Jacques Audiard’s Palme d’Or-winning thriller of Sri Lankan immigrants immigrating to France, one of them a former soldier who has escaped the country’s civil war, is a powerful statement to a man’s desire for peace at any cost, even in the crossfire a drug-fueled gang war that entraps him a second time. Between his dark prison drama A Prophet and his English-speaking Western The Sisters Brothers, Audiard sweats out the viewer as we are conjoined to a man who lies his way into France with a dead man’s identity who just wants to start anew. But, as an asylum seeker, he and his fake family are forced to settle in the projects, low-end places where turf wars are always on and the fake Dheepan has to act as a bodyguard while he plans out their escape. You don’t have to understand the full background of Tamil people and three-decade struggle that engulfed the island until the late 2000s. Even in a new land, the false promise of a new life keeps asylum seekers in the tightened jungle fighting their own to survive.

Godzilla (1954)

While we all can talk about the Godzilla of today, the original version from Japan had an important meaning. Finally seeing it for the first time, Ishiro Honda created a cautionary tale about the pain of nuclear weapons; the country wasn’t even a full decade passed the war and Hiroshima and Nagasaki. Technically, it was one of the first films where a miniature set was filmed being crashed by a man in a suit, itself an incredible marvel because it weighed more than 200 pounds after sticks, wire, and heavy coats of latex and molten rubber were made to make the suit. As for the film itself, instead of romanticizing it as Hollywood is doing to it now, the original Japanese version, it is one that does not simply breathe fire and stomp on villages without providing good entertainment and the message of stopping all use of damaging weapons. There was also its sequel, but with a bit of a Hollywood bend (co-starring Raymond Burr) that did not have the same social impact, but heightened its pop culture status.

Touki Bouki (1973)

Courtesy of Martin Scorsese’s World Cinema Project, this hidden gem from Senegal was influenced by the French New Wave. Writer/director Djibril Diop Mambéty made a truly Senegalese film (spoken in Wolof along with French) with homegrown actors going cross-country across the land in their new sense of freedom following independence. A young couple, tired of living in their desolate land, decide to raise money and move to France by taking a motorcycle dressed with a cow’s skull on top. Their encounters exhibit the free-spirit of the times being a new country matched by its create editing and shots, and open color of the scenery. Mambéty, who only made a few films before dying at age 53, was never classically trained and wrote the script or got the actors to improvise as shooting went on.

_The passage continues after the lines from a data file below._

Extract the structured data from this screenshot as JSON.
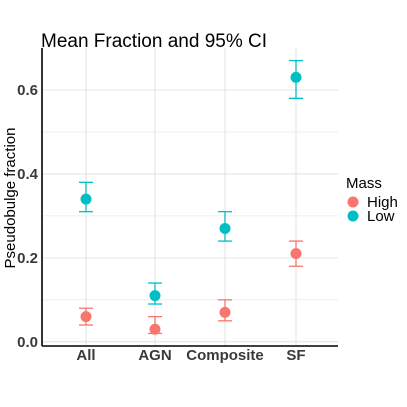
{
  "chart_data": {
    "type": "scatter",
    "title": "Mean Fraction and 95% CI",
    "xlabel": "",
    "ylabel": "Pseudobulge fraction",
    "categories": [
      "All",
      "AGN",
      "Composite",
      "SF"
    ],
    "y_ticks": [
      "0.0",
      "0.2",
      "0.4",
      "0.6"
    ],
    "y_tick_values": [
      0.0,
      0.2,
      0.4,
      0.6
    ],
    "ylim": [
      -0.01,
      0.7
    ],
    "grid": true,
    "legend": {
      "title": "Mass",
      "position": "right"
    },
    "series": [
      {
        "name": "High",
        "color": "#F8766D",
        "values": [
          0.06,
          0.03,
          0.07,
          0.21
        ],
        "ci_low": [
          0.04,
          0.02,
          0.05,
          0.18
        ],
        "ci_high": [
          0.08,
          0.06,
          0.1,
          0.24
        ]
      },
      {
        "name": "Low",
        "color": "#00BFC4",
        "values": [
          0.34,
          0.11,
          0.27,
          0.63
        ],
        "ci_low": [
          0.31,
          0.09,
          0.24,
          0.58
        ],
        "ci_high": [
          0.38,
          0.14,
          0.31,
          0.67
        ]
      }
    ]
  }
}
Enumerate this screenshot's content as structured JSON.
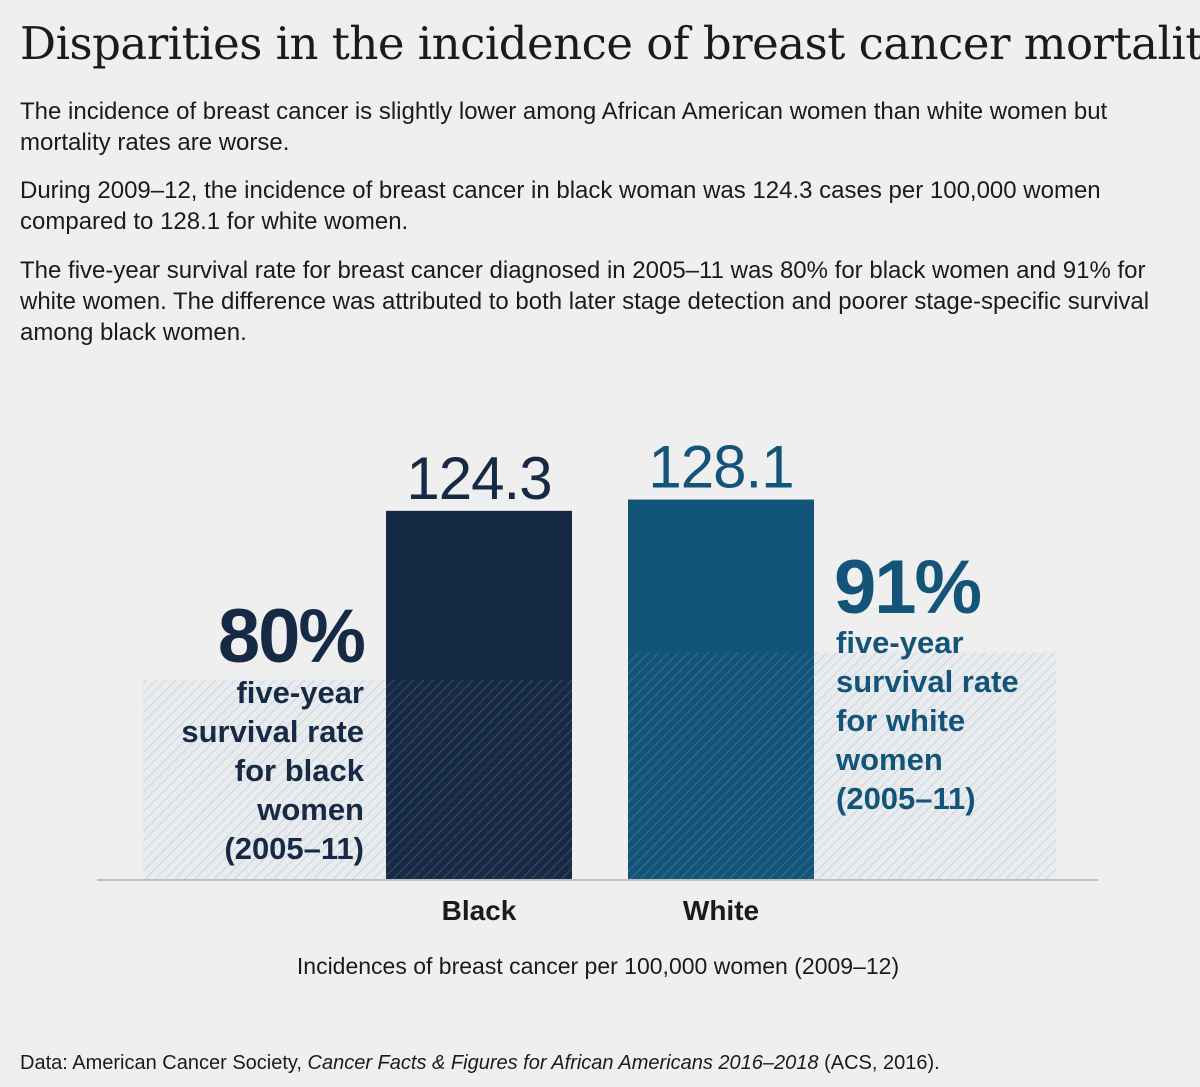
{
  "title": "Disparities in the incidence of breast cancer mortality",
  "paragraphs": [
    "The incidence of breast cancer is slightly lower among African American women than white women but mortality rates are worse.",
    "During 2009–12, the incidence of breast cancer in black woman was 124.3 cases per 100,000 women compared to 128.1 for white women.",
    "The five-year survival rate for breast cancer diagnosed in 2005–11 was 80% for black women and 91% for white women. The difference was attributed to both later stage detection and poorer stage-specific survival among black women."
  ],
  "colors": {
    "black_bar": "#172a45",
    "white_bar": "#135579",
    "black_text": "#172a45",
    "white_text": "#135579",
    "hatch_bg": "#d7dee6",
    "baseline": "#bfbfbf"
  },
  "chart_data": {
    "type": "bar",
    "title": "Incidences of breast cancer per 100,000 women (2009–12)",
    "xlabel": "Incidences of breast cancer per 100,000 women (2009–12)",
    "ylabel": "",
    "categories": [
      "Black",
      "White"
    ],
    "values": [
      124.3,
      128.1
    ],
    "value_labels": [
      "124.3",
      "128.1"
    ],
    "survival_rate": {
      "values": [
        80,
        91
      ],
      "big_labels": [
        "80%",
        "91%"
      ],
      "captions": [
        [
          "five-year",
          "survival rate",
          "for black",
          "women",
          "(2005–11)"
        ],
        [
          "five-year",
          "survival rate",
          "for white",
          "women",
          "(2005–11)"
        ]
      ]
    }
  },
  "source": {
    "prefix": "Data: American Cancer Society, ",
    "title": "Cancer Facts & Figures for African Americans 2016–2018",
    "suffix": " (ACS, 2016)."
  }
}
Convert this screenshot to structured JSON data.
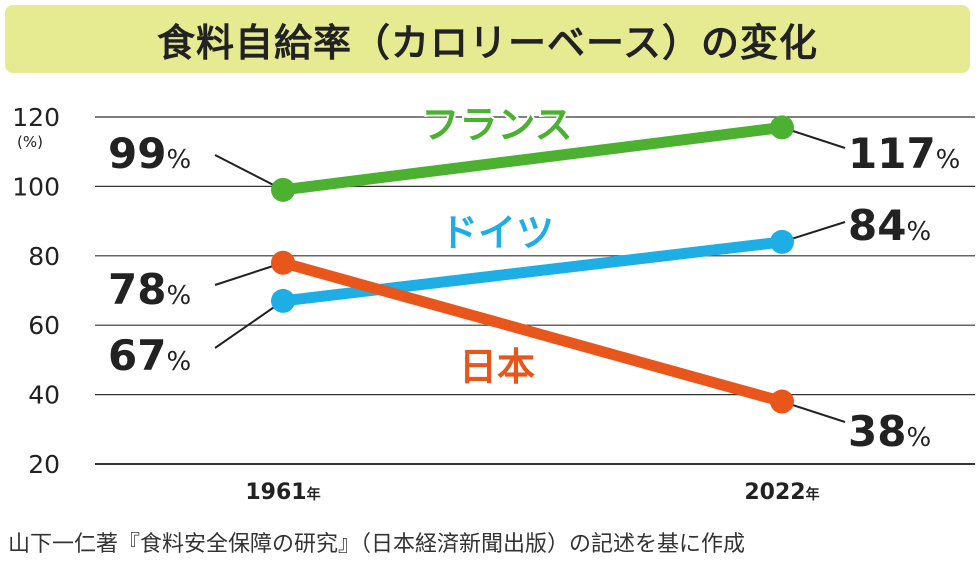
{
  "chart_data": {
    "type": "line",
    "title": "食料自給率（カロリーベース）の変化",
    "ylabel": "(%)",
    "ylim": [
      20,
      120
    ],
    "yticks": [
      "20",
      "40",
      "60",
      "80",
      "100",
      "120"
    ],
    "x": [
      1961,
      2022
    ],
    "x_labels": [
      {
        "number": "1961",
        "unit": "年"
      },
      {
        "number": "2022",
        "unit": "年"
      }
    ],
    "grid": true,
    "series": [
      {
        "name": "フランス",
        "values": [
          99,
          117
        ],
        "labels": [
          "99",
          "117"
        ],
        "color": "#4cb030"
      },
      {
        "name": "ドイツ",
        "values": [
          67,
          84
        ],
        "labels": [
          "67",
          "84"
        ],
        "color": "#1eaee6"
      },
      {
        "name": "日本",
        "values": [
          78,
          38
        ],
        "labels": [
          "78",
          "38"
        ],
        "color": "#e8561b"
      }
    ],
    "percent_sign": "%",
    "source": "山下一仁著『食料安全保障の研究』（日本経済新聞出版）の記述を基に作成"
  }
}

Performance (1970) / The Man Who Fell To Earth (1976)

Films of the late Nicholas Roeg were put up and I finally had the chance to see his two movies featuring rock stars as the leads. Roeg co-directed Performance with Donald Cammell staring Mick Jagger playing a reclusive rock star as a gangster hides out in his home after being sought for an unordered hit. A mix of menage-a-trois and psychedelic feelings fill the house and its occupants, blurring identities to where the climax gives us an interesting question: who is who anymore? Following the success of Walkabout and Don’t Look Now, Roeg turned to sci-fi featuring David Bowie as a human android named Thomas who comes to Earth to collect and send water back to his planet. However, he lands in New Mexico and falls for a woman who introduces him to sex and alcohol, entrapping him in the Earth lifestyle. It is so surreal that matches the imagery of Performance and Don’t Look Now where we physically see the transition from one being to another, the de-alienizing of Thomas who then turns into a state of disrepair in his new, alcohol-soaked state.

Hamlet had five acts and I will produce five acts of my Criterion Channel’s coverage…or maybe even nine episodes like Star Wars. The list is never-ending.